Draw and use ray diagrams for the formation of a virtual image by a converging lens

Cambridge IGCSE Physics - Thin Lenses (Virtual Images)

Thin Lenses - 3.2.3 Virtual Images with Converging Lenses

This section explains how to draw and use ray diagrams to understand the formation of virtual images by converging lenses. A virtual image is an image that cannot be projected onto a screen; it appears to be behind the lens.

Key Concepts

Converging Lens: A convex lens that bends light rays inwards.
Object Distance (u): The distance of the object from the lens.
Image Distance (v): The distance of the image from the lens.
Focal Point (f): The point where parallel rays of light converge after passing through the lens.
Object Position: For virtual images, the object is placed between the focal point and the lens.
Image Characteristics: Virtual images formed by converging lenses are always upright and magnified.

Ray Diagram Construction

To draw a ray diagram for a virtual image formed by a converging lens:

Mark the Lens: Draw a curved line representing the converging lens. Mark the principal axis and the focal point (f) on this line.
Position the Object: Mark the position of the object (o) on the principal axis, such that it lies between the focal point (f) and the lens.
Draw the Rays: Draw three rays originating from the top of the object:
- Ray 1: A ray parallel to the principal axis passes through the focal point (f).
- Ray 2: A ray passing through the focal point (f) continues straight on.
- Ray 3: A ray passing through the optical centre (centre of the lens) does not diverge.
Locate the Image: The image is formed where the extensions of the refracted rays meet. This intersection point is where the virtual image is located.
Measure Image Distance: Measure the distance between the lens and the image point. This is the image distance (v).

Ray Diagram Example

Suggested diagram: A converging lens with an object placed between the focal point and the lens. Ray 1 is parallel to the axis passing through f, Ray 2 passes through f, and Ray 3 passes through the optical centre. The refracted rays are shown diverging backwards, meeting at a point behind the lens.

Lens Formula

The lens formula relates the object distance (u), image distance (v), and focal length (f) of the lens:

$$ \frac{1}{f} = \frac{1}{u} + \frac{1}{v} $$

For virtual images, the image distance (v) is negative.

Magnification

The magnification (m) of a lens is the ratio of the height of the image (h') to the height of the object (h):

$$ m = \frac{h'}{h} = -\frac{v}{u} $$

For virtual images, the magnification is negative, indicating that the image is inverted (although it appears upright). The absolute value of the magnification indicates the size of the image relative to the object.

Example Calculation

A converging lens has a focal length of 20 cm. An object is placed 10 cm to the left of the lens. Calculate the image distance and the magnification.

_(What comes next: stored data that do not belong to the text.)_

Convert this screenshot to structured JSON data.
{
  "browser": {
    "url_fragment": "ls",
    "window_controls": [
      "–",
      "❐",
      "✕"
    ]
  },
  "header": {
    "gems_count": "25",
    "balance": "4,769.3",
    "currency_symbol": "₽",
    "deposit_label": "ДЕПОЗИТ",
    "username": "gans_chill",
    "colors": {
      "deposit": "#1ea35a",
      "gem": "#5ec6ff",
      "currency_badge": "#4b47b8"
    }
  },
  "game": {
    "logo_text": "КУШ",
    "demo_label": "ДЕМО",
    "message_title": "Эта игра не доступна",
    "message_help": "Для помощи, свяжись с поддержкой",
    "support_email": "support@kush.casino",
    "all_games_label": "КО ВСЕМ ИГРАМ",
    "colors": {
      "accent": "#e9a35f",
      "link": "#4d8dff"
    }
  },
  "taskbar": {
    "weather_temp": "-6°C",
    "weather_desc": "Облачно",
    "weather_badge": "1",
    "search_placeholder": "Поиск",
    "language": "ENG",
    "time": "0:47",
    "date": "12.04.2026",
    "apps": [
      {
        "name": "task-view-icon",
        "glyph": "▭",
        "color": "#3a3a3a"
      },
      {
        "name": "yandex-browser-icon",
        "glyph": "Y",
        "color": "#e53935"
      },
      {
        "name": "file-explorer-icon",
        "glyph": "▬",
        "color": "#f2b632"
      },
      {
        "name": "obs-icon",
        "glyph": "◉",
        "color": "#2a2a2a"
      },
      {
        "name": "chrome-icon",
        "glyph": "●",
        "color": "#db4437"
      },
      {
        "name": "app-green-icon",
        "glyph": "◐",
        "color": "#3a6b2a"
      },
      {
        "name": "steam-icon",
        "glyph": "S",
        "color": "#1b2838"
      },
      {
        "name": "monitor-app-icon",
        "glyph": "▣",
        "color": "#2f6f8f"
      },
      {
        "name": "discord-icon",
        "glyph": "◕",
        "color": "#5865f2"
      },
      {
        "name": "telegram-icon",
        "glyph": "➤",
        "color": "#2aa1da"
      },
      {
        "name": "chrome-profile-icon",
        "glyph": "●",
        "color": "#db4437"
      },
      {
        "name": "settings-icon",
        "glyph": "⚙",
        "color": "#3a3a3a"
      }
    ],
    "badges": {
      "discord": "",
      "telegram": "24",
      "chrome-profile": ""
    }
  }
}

Given: $f = 20 \, cm$, $u = -10 \, cm$ (negative because the object is to the left of the lens)

Using the lens formula:

$$ \frac{1}{20} = \frac{1}{-10} + \frac{1}{v} $$ $$ \frac{1}{v} = \frac{1}{20} + \frac{1}{10} $$ $$ \frac{1}{v} = \frac{1}{20} + \frac{2}{20} = \frac{3}{20} $$ $$ v = \frac{20}{3} \, cm \approx 6.67 \, cm $$

The image distance is approximately 6.67 cm to the right of the lens. Since the image distance is positive, the image is virtual.

Calculate the magnification:

$$ m = -\frac{v}{u} = -\frac{20/3}{-10} = \frac{20}{30} = \frac{2}{3} $$

The magnification is 2/3. This means the image is 2/3 the size of the object and appears upright.

Summary

By understanding the ray diagrams and the lens formula, we can analyze the formation of virtual images by converging lenses. These images are always upright and magnified, and their position and size can be determined using these tools.